What is the process from inception to reality?

Franco Dragone and Phillipe Guillotel spent a vast amount of time creating the concept and look of the costumes. They discussed the plans, themes, and inspirations for the show and its characters, reviewed renderings and perfected sketches until approvals were agreed upon. Hundreds of ideas are shared until the marriage between show and costume was deemed concreate. Once the costume team had created sample prototype costumes, they were presented to Franco Dragone. It is only until Creation is nearly complete that the costumes can be considered finalized. This creative process means we only have a few weeks to complete the construction and fit of all costumes, plus work them into the show from an operational standpoint. It’s an intense few weeks with very little sleep, but you never notice the small sacrifices when you love what you do. Just like the show, the costuming is everevolving. We learn through each show more about the costumes, what textiles work, what doesn’t and ways we can improve.

What are the challenges that go in to making creations for performers who need to be agile?

In my many years of working in the industry I’ve become used to working with fabrics that are both agile and durable. One of the challenges we have is many costumes are easy for an artist to move in, but cannot hold up or have enough grip on the apparatus. For example, the cyborg costumes, that are worn during the V-Poles act look fantastic and very easy for the artists to move in, but many of their moves would slip on the apparatus, something that could be detrimental to the performers. The Belgian costume team chose to purchase jeans and dye them different colours, so there would be friction between the costume and pole, creating a grip.

When the shows start what does your job involve?

I’m always on hand for emergencies backstage on every show. We ensure the costumes look the way they should when they enter the stage. I oversee the quickchange teams who run each and every show so smoothly, they truly make it look effortless some days. My job involves a lot of running sometimes as I go from vom-to-vom [the entry points onto the stage for the artists] throughout the show, but it also means I rely heavily on my awesome team who really does the heavy lifting.

What are the challenges for the wardrobe department in having to deal with back-to-back shows five days a week?

As we currently have just one set of custom-made costumes for the original opening cast the challenge is the turnaround time. With limited time between shows the team takes all the wet costumes and shoes down to the costume care room where we spin the water out and hang all items in the convection drying room for as much time as possible. The effects of use in pool water on the costumes is very demanding for the department. All the costumes must be washed by hand or on a gentle machine cycle, then hung to dry night-after-night. The team has to dedicate hours each week to mending and restoring the costumes, so they’re ready to go on stage every night.
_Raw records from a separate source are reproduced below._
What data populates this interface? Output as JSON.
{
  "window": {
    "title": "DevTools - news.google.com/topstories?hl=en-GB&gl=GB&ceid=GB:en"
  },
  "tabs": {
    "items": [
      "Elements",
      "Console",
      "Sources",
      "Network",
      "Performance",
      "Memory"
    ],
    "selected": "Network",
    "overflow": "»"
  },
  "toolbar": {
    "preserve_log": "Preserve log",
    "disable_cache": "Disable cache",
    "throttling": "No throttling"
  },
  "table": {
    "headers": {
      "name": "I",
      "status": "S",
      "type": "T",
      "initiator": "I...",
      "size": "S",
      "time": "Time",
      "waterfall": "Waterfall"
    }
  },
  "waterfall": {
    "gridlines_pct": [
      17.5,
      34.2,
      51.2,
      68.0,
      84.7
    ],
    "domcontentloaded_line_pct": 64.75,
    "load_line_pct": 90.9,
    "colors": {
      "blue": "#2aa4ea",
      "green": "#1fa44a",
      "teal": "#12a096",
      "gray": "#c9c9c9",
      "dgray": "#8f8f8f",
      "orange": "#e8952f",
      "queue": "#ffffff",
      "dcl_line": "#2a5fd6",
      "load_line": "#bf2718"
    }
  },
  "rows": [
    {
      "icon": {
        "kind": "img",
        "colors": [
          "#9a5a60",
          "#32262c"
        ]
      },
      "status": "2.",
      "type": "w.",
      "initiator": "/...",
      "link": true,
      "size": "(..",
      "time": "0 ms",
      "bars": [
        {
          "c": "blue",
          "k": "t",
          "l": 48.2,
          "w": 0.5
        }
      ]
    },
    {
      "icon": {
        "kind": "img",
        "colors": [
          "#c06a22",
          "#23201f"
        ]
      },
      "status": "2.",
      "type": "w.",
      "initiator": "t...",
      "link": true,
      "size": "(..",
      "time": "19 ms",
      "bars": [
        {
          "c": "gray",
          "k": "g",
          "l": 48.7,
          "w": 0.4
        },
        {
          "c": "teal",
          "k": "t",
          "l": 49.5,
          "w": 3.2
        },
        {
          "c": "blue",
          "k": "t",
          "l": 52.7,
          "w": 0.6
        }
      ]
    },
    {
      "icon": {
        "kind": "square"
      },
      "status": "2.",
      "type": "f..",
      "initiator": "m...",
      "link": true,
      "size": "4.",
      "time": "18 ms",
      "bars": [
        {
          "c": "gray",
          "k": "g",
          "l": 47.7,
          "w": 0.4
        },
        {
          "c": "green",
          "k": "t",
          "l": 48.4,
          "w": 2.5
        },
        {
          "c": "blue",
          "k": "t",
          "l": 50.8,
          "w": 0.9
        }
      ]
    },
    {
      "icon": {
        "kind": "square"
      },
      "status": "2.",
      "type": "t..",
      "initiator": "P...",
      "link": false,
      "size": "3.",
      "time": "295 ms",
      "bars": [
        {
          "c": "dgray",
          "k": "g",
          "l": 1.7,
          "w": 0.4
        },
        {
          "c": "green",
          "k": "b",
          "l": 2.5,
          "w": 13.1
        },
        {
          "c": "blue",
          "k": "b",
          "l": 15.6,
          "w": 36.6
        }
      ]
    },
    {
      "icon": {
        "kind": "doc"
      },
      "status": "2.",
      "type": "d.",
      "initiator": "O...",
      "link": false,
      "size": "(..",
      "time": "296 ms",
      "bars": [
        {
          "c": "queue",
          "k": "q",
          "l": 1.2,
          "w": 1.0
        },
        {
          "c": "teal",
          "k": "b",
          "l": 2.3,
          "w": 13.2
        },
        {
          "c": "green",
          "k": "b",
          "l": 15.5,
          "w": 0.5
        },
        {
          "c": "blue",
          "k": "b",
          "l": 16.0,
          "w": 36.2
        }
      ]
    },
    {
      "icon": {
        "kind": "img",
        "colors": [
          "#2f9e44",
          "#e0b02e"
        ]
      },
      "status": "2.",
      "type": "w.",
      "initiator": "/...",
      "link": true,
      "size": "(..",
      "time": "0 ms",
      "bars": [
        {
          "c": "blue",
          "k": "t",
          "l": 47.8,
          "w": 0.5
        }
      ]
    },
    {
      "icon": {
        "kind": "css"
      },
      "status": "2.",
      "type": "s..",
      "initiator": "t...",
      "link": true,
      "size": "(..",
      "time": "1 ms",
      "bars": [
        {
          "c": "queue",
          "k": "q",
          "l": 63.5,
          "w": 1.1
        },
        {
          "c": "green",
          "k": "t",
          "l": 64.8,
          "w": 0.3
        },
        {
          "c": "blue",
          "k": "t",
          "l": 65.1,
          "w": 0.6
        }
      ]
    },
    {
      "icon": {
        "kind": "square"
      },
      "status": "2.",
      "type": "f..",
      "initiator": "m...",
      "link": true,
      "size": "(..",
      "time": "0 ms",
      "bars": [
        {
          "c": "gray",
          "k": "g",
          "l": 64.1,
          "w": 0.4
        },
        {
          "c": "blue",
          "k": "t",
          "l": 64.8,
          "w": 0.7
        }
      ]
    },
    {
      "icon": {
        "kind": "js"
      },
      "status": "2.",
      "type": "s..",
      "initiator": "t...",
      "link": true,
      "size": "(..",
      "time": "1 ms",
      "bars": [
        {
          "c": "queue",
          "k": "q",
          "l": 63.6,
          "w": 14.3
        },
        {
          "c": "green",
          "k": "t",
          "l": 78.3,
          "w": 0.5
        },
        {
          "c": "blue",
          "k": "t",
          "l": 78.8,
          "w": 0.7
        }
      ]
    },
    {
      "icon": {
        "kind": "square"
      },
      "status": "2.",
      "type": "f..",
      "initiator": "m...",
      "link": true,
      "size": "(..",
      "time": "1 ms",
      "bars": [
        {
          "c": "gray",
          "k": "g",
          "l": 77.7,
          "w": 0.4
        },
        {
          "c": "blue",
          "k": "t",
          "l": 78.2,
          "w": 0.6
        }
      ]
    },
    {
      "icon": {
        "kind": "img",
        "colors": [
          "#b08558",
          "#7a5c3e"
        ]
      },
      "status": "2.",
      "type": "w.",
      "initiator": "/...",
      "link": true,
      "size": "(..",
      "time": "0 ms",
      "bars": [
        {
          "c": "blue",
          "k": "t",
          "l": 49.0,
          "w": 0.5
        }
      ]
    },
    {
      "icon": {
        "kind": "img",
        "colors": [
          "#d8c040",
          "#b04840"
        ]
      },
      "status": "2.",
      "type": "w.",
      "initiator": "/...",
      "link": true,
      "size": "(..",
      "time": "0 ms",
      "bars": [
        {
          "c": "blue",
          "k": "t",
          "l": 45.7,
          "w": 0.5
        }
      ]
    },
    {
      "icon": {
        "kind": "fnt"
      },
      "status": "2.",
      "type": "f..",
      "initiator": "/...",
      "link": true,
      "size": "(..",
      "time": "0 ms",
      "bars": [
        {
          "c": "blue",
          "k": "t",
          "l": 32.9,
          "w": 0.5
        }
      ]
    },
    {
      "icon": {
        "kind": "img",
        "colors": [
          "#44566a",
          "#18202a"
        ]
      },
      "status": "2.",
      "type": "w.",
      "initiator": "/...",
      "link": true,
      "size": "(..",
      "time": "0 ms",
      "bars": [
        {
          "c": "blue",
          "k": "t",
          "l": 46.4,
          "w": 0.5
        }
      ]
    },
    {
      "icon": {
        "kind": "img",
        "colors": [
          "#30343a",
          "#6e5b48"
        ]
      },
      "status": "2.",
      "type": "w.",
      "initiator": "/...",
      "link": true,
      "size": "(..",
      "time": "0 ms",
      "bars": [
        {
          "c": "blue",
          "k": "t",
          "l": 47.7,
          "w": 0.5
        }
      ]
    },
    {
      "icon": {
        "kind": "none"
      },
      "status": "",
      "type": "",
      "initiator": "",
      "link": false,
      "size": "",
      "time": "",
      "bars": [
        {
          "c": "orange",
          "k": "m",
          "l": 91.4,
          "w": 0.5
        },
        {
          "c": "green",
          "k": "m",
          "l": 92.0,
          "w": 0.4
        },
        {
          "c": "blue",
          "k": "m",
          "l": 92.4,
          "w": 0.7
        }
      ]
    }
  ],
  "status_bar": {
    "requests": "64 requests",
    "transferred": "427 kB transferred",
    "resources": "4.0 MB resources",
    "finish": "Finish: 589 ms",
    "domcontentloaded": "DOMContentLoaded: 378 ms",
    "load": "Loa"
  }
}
It’s not just the costumes that have to be constantly repaired either, because the show is so physically demanding, on a stage surface that is unforgiving, the cast’s shoes and soles often break or develop holes. We have a machine, (possibly the most used machine in our department) so we can cobble back the shoes to their almost-original state. It’s a lifesaver.

What is your favourite costume in the show and why?

The Dervishes are my favourite because they are a piece of art from head to toe. The use of lights in the costume really make it stand out on stage, especially as the set is so dark when they enter. I also love the symbolism the Dervishes represent and the strong nod to the Middle Eastern tradition.

There is a cast member who wears traditional Emirati clothes… how do you keep the bisht and ghutrah on?

We initially fit the head dress the traditional way but then it is carefully stitched together. Although appears to feature the traditional draping it has been secured to ensure it doesn’t come off through the performance or during the quick-changes the performer will have.